Michelle Martin

Weeks of longing

Wednesday, December 2, 2020

We have entered the longest four weeks of the year.

By which I mean the weeks before Christmas, when kids large and small know their presents are coming, might even be in the house already, but they can’t have them yet.

This year it’s even more obvious, what with nearly everything, from gifts to decorations, being delivered.

In previous years, we could sneak out and shop, and hide the presents before the kids ever knew we bought them. When they were little, I would do the black Friday thing, not to trample people for a cheap TV but to get the toys they wanted and have them squirreled away in the basement before anyone woke up.

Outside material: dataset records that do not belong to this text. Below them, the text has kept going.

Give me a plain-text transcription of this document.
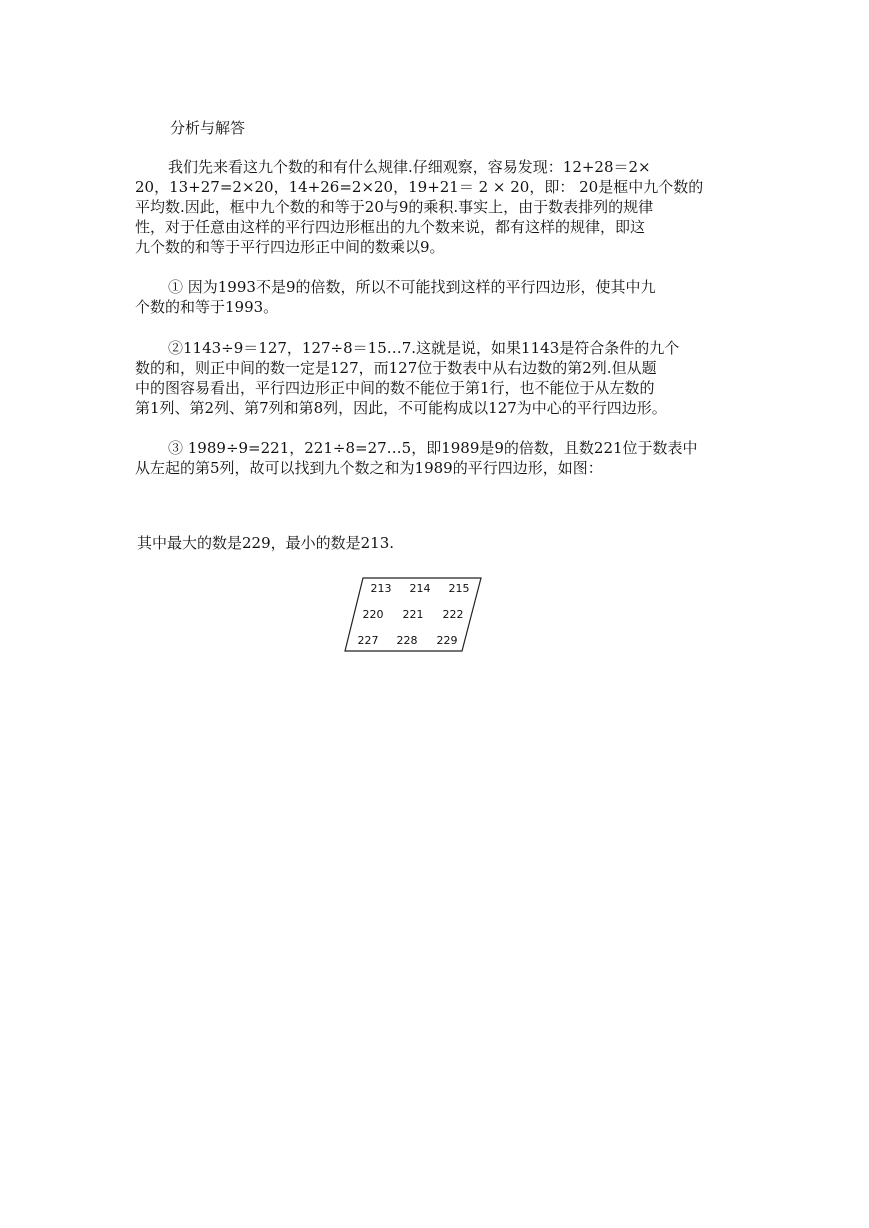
分析与解答
我们先来看这九个数的和有什么规律.仔细观察，容易发现：12+28＝2×
20，13+27=2×20，14+26=2×20，19+21＝ 2 × 20，即： 20是框中九个数的
平均数.因此，框中九个数的和等于20与9的乘积.事实上，由于数表排列的规律
性，对于任意由这样的平行四边形框出的九个数来说，都有这样的规律，即这
九个数的和等于平行四边形正中间的数乘以9。
① 因为1993不是9的倍数，所以不可能找到这样的平行四边形，使其中九
个数的和等于1993。
②1143÷9＝127，127÷8＝15…7.这就是说，如果1143是符合条件的九个
数的和，则正中间的数一定是127，而127位于数表中从右边数的第2列.但从题
中的图容易看出，平行四边形正中间的数不能位于第1行，也不能位于从左数的
第1列、第2列、第7列和第8列，因此，不可能构成以127为中心的平行四边形。
③ 1989÷9=221，221÷8=27…5，即1989是9的倍数，且数221位于数表中
从左起的第5列，故可以找到九个数之和为1989的平行四边形，如图：
其中最大的数是229，最小的数是213.
213	214	215
220	221	222
227	228	229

As the bigger kids got older and their lists had more technology and fewer toys, that didn’t always work so well. Besides, I got older and more tired and the idea of getting out of the house at 4 a.m. didn’t appeal quite so much.

Still, a lunch hour shopping trip here, a side trip while running errands there, getting stocking stuffers while stocking up on cleaning supplies at Target … it wasn’t too difficult to get most of what we needed without anyone really noticing.

Or maybe they just turned a polite blind eye.

This year, that’s kind of impossible. The FedEx driver dropped off six packages at once the day after Thanksgiving, packages that included a practical family gift (we often wrap things like socks and towels for Christmas) as well as items for every member of the household. Yes, including me.

Even though I know Tony’s gift for me arrived, and even though I know what it is (the box was a dead giveaway), he was very clear that I would have to wait until Christmas to open it and put it together.

That’s fine. I’ve always been a wait-’til-Christmas kind of person, even when I know what gifts are under the tree. That’s the point of a Christmas gift — you wait and see what you got.

Maybe the focus on gifts is unseemly. Maybe we would all be better off remembering “Jesus is the reason for the season,” as the buttons say.

That is why we used to make a birthday cake for Jesus on Christmas Eve, and why we explained to the kids that Christmas is a birthday where we all get gifts, gifts that are meant to remind us of the ultimate gift of the Incarnation.

Advent is a season to prepare for that ultimate gift, and it’s also the time when we shop and make gifts for one another, decorate our homes and plan festive meals. That’s how you get ready for something you’re looking forward to, right? Aren’t we supposed to be looking forward to the arrival of the Christ Child, the baby who changed everything?

So we’ll light the Advent wreath and pray, and wrap presents and put still more lights on the house.

And come Christmas day, when I have the new table for my jigsaw puzzles put together, I’ll take time to reflect on the glory of the gift.